II. La relevancia de la calificación de la acción: follow-on vs stand-alone
Para un correcto análisis de la situación, debemos detenernos, en primer lugar, en las diferencias sustantivas que presentan las acciones denominadas follow-on o consecutivas, en las que la infracción ya está probada por una decisión firme de la CNMC o de la CE (art. 9 de la Directiva de daños y art. 72 de la Ley española de Defensa de la Competencia), frente a las denominadas como stand-alone, o autónomas, en las que corresponde al demandante demostrar tanto la existencia (o extensión) de la infracción como su afectación.
En este sentido, la fragmentación de la infracción en cuatro decisiones por la CE impidió a Stellantis plantear una acción follow-on, lo que obligó a probar un cártel más amplio y continuado con base en los indicios contenidos en las diferentes decisiones.
Dado el contexto, el CAT exigió prueba adicional para acreditar el perjuicio individual. Para ello, Stellantis se basó en la documentación obtenida durante el procedimiento de disclosure y se apoyó en una pericial.
III. Estándar probatorio sobre la infracción
En este caso, para entender la extensión de una infracción ya declarada, aunque fragmentada, el CAT aceptó determinadas inferencias lógicas para acreditar la existencia de una infracción, dada la opacidad propia de los cárteles. En este sentido, el CAT reconoce que resulta poco creíble que un acuerdo colusorio entre los dos principales fabricantes se limitara a unos pocos modelos o plazos.

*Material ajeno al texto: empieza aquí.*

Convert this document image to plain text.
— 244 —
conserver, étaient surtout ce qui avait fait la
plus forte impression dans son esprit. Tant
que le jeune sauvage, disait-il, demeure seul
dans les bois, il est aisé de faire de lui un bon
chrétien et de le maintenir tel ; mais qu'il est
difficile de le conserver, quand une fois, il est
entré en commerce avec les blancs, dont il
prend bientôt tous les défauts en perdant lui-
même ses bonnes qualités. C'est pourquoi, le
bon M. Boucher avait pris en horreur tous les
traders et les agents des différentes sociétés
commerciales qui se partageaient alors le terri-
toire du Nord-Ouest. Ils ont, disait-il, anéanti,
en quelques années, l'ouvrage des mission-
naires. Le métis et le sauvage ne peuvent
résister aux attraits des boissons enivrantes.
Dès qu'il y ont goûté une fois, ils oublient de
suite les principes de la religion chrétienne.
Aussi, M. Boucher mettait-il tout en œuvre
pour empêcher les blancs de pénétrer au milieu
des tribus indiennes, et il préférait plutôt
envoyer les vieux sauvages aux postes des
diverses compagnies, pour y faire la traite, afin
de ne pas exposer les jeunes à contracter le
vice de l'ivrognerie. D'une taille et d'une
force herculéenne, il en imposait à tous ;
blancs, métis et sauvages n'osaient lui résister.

Por ello, el esfuerzo probatorio de Stellantis se basó, principalmente, en la prueba documental del expediente administrativo de la CE, que bastó para que el tribunal entendiera probable la extensión del cártel y, así, desplazar la carga de la prueba a las demandadas, que debían de aportar una explicación alternativa a los indicios.
Sin perjuicio de que la diferencia entre acciones follow-on y stand-alone sea, primordialmente, doctrinal, lo cierto es que dicha distinción tiene importantes consecuencias materiales en el proceso, especialmente en el ámbito probatorio. En este sentido, resulta determinante la prueba que el demandante pueda aportar y, sobre todo, aquélla a la que pueda acceder en virtud de procedimientos de acceso a fuentes de prueba o disclosure.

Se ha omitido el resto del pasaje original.